Il s’ensuit que sa demande en indemnisation de ce chef de préjudice ne saurait prospérer.
Dès lors, Monsieur [N] [C] sera débouté de sa demande en indemnisation du préjudice moral né de la résistance abusive.
Sur les dépens et les frais de l’article 700 du Code de procédure civile :
Monsieur [N] [C], qui succombe, sera condamné aux dépens conformément aux dispositions de l’article 696 du Code de procédure civile.
Monsieur [N] [C], étant tenu aux dépens, verra sa demande formée en application des dispositions de l’article 700 du Code de procédure civile rejetée.
Monsieur [N] [C], étant tenu aux dépens, sera condamné à payer à la SA d’Habitations à loyer modéré [A] [O] prise en la personne de son représentant légal la somme de 1.000 euros en application des dispositions de l’article 700 du Code de procédure civile.
Sur l’exécution provisoire :
Il convient de rappeler qu’en application des dispositions de l’article 514 du Code de procédure civile, applicables aux instances introduites à compter du 1er janvier 2020, les décisions de première instance sont de droit exécutoires à titre provisoire à moins que la loi ou la décision rendue n’en dispose autrement.
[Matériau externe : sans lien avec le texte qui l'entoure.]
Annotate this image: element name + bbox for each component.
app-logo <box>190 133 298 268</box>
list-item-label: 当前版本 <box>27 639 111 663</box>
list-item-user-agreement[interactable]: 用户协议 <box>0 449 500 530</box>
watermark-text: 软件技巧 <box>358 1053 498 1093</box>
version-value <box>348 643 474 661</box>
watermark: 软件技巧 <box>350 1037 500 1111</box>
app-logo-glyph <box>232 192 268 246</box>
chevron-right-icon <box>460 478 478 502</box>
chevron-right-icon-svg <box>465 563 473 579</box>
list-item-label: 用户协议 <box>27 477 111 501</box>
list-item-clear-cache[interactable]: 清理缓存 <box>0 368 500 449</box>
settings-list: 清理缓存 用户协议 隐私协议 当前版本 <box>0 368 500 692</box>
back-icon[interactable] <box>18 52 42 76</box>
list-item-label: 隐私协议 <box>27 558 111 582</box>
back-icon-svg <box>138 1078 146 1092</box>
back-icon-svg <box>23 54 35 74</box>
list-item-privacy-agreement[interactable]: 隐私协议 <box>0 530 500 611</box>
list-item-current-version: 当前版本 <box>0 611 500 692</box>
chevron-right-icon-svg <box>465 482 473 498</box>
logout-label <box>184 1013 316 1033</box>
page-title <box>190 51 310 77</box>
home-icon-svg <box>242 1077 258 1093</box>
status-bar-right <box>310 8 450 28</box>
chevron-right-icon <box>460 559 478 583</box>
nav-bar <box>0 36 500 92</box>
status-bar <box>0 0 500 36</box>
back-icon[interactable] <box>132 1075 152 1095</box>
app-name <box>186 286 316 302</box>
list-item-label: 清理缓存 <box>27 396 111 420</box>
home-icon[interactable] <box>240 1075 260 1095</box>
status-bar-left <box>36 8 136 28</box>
La présente affaire ayant été introduite le 25 mars 2025, de telles dispositions ont vocation à s’appliquer.
PAR CES MOTIFS
Marie-Pierre BELLOMO, Juge des contentieux de la protection près le Tribunal Judiciaire de METZ, par jugement contradictoire, en premier ressort, rendu après débats en audience publique par mise à disposition au greffe,
DECLARE Monsieur [N] [C] recevable en ses demandes ;
DEBOUTE Monsieur [N] [C] de sa demande en indemnisation du préjudice de jouissance ;
DEBOUTE Monsieur [N] [C] de sa demande en indemnisation du préjudice né de la surconsommation d’électricité ;
DEBOUTE Monsieur [N] [C] de sa demande en indemnisation du préjudice moral né de la résistance abusive ;
REJETTE la demande formée par Monsieur [N] [C] en application des dispositions de l’article 700 du Code de procédure civile ;
CONDAMNE Monsieur [N] [C] à payer à la SA d’Habitations à loyer modéré [A] [O] prise en la personne de son représentant légal la somme de 1.000 euros (mille euros) en application des dispositions de l’article 700 du Code de procédure civile ;
CONDAMNE Monsieur [N] [C] aux dépens ;
RAPPELLE que l’exécution provisoire de la présente décision est de droit.
Ainsi jugé et prononcé le 7 AVRIL 2026 par Madame Marie-Pierre BELLOMO, Vice-présidente, assistée de Monsieur Marc SILECCHIA, Greffier.